I don't argue like this,

"You're freezing me out. You aren't working with me like a partner. You didn't tell me about this stunt."

"Not stunt. Sting. It's a sting, Bones. I don't help with everything at the lab. You don't need to help with the messiest police work. You have a long history of not controlling yourself with gang members and I can't give you a firearm. Having you part of this bust didn't make any sense, and asking you to be here would have broken at least three regulations."

"But we're partners," she insisted angrily to hide her fear that he had been choosing to work without her.

With anyone but you,

"Well, why don't you try calling me and asking to help instead of just barging the hell in and trying to get yourself killed," he snapped sarcastically.

"I did call. You didn't answer."

"Well, did it ever occur to you that I might be involved in... oh, I don't know... capturing gang members or something else important or risky? I don't ignore your calls, Bones. I wasn't ignoring you."

"Well, I didn't know that. I... I don't know how to read you... not anymore."

"Well, I sure as hell can't read you either! "Little Miss Rational and Logical" has been acting anything but. What possible logical explanation could you have for barging in on a bust, Bones, besides trying to drive me crazy?"

"You're shutting me out, and you're keeping things from me!" she yelled as if those were the real reasons she had been upset.

"Well, what are you going to do, Bones? Call and rat me out to your new boyfriend—MY BOSS? How does your dating my boss and not telling me fit into our neat little partnership agreement?"

Crap, did I really say that out loud? Now she probably knew he'd been spying on her. Well, one of them had to keep her out of danger, and she had shown that day that she hadn't even been trying.

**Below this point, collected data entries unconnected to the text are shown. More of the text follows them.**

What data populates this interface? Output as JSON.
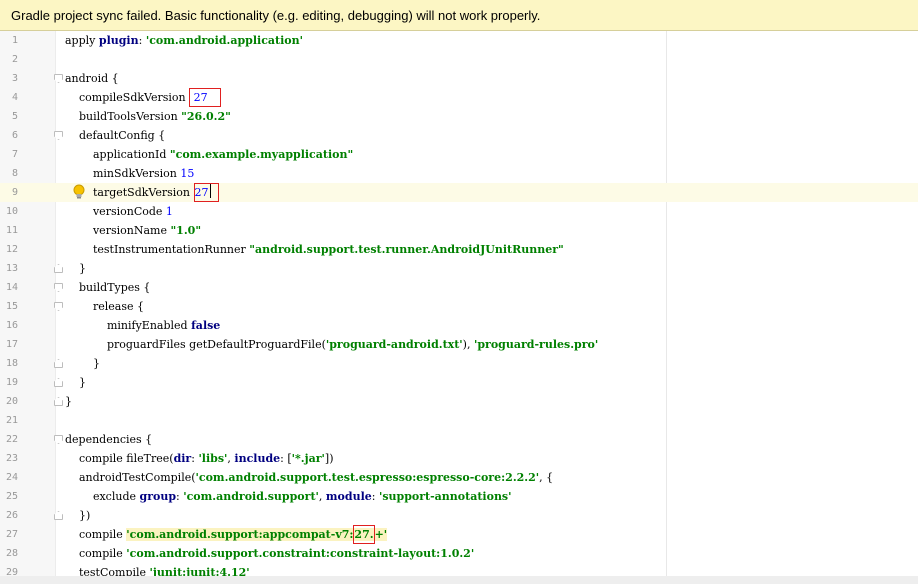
{
  "banner": {
    "message": "Gradle project sync failed. Basic functionality (e.g. editing, debugging) will not work properly."
  },
  "editor": {
    "file_type": "Gradle build script",
    "current_line": 9,
    "lines": [
      {
        "n": "1",
        "code": "apply plugin: 'com.android.application'"
      },
      {
        "n": "2",
        "code": ""
      },
      {
        "n": "3",
        "code": "android {"
      },
      {
        "n": "4",
        "code": "    compileSdkVersion 27"
      },
      {
        "n": "5",
        "code": "    buildToolsVersion \"26.0.2\""
      },
      {
        "n": "6",
        "code": "    defaultConfig {"
      },
      {
        "n": "7",
        "code": "        applicationId \"com.example.myapplication\""
      },
      {
        "n": "8",
        "code": "        minSdkVersion 15"
      },
      {
        "n": "9",
        "code": "        targetSdkVersion 27"
      },
      {
        "n": "10",
        "code": "        versionCode 1"
      },
      {
        "n": "11",
        "code": "        versionName \"1.0\""
      },
      {
        "n": "12",
        "code": "        testInstrumentationRunner \"android.support.test.runner.AndroidJUnitRunner\""
      },
      {
        "n": "13",
        "code": "    }"
      },
      {
        "n": "14",
        "code": "    buildTypes {"
      },
      {
        "n": "15",
        "code": "        release {"
      },
      {
        "n": "16",
        "code": "            minifyEnabled false"
      },
      {
        "n": "17",
        "code": "            proguardFiles getDefaultProguardFile('proguard-android.txt'), 'proguard-rules.pro'"
      },
      {
        "n": "18",
        "code": "        }"
      },
      {
        "n": "19",
        "code": "    }"
      },
      {
        "n": "20",
        "code": "}"
      },
      {
        "n": "21",
        "code": ""
      },
      {
        "n": "22",
        "code": "dependencies {"
      },
      {
        "n": "23",
        "code": "    compile fileTree(dir: 'libs', include: ['*.jar'])"
      },
      {
        "n": "24",
        "code": "    androidTestCompile('com.android.support.test.espresso:espresso-core:2.2.2', {"
      },
      {
        "n": "25",
        "code": "        exclude group: 'com.android.support', module: 'support-annotations'"
      },
      {
        "n": "26",
        "code": "    })"
      },
      {
        "n": "27",
        "code": "    compile 'com.android.support:appcompat-v7:27.+'"
      },
      {
        "n": "28",
        "code": "    compile 'com.android.support.constraint:constraint-layout:1.0.2'"
      },
      {
        "n": "29",
        "code": "    testCompile 'junit:junit:4.12'"
      }
    ],
    "highlighted_values": [
      "27",
      "27",
      "27."
    ],
    "annotation_color": "#e02020",
    "intention_icon": "lightbulb-icon"
  }
}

She inhaled sharply and her knees felt more like liquid than bone. "I... You...," she stammered, unable to find the right words. Booth was good, but he wasn't that good. There weren't many logical explanations for how he might know that Hacker had asked her out, and she was fairly certain that her suitor had not called Booth to tell him. That meant... She shuddered to think what Booth might have overheard—and what he might have seen. As much as his accusation pained her, she returned to the matter at hand. She had a point to make and thinking about that had been better than considering the fact that Booth might have just seen her kissing someone else. In true Brennan fashion, she rebounded quickly and threw out a few verbal punches of her own.

"Fine, I'm having coffee with Andrew. I'm single. He asked. I accepted. It just happened, and I'm telling you about it. At least if I date your boss, you can't tell me he's an idiot, and I know you won't want to discuss whether he's heterosexual!"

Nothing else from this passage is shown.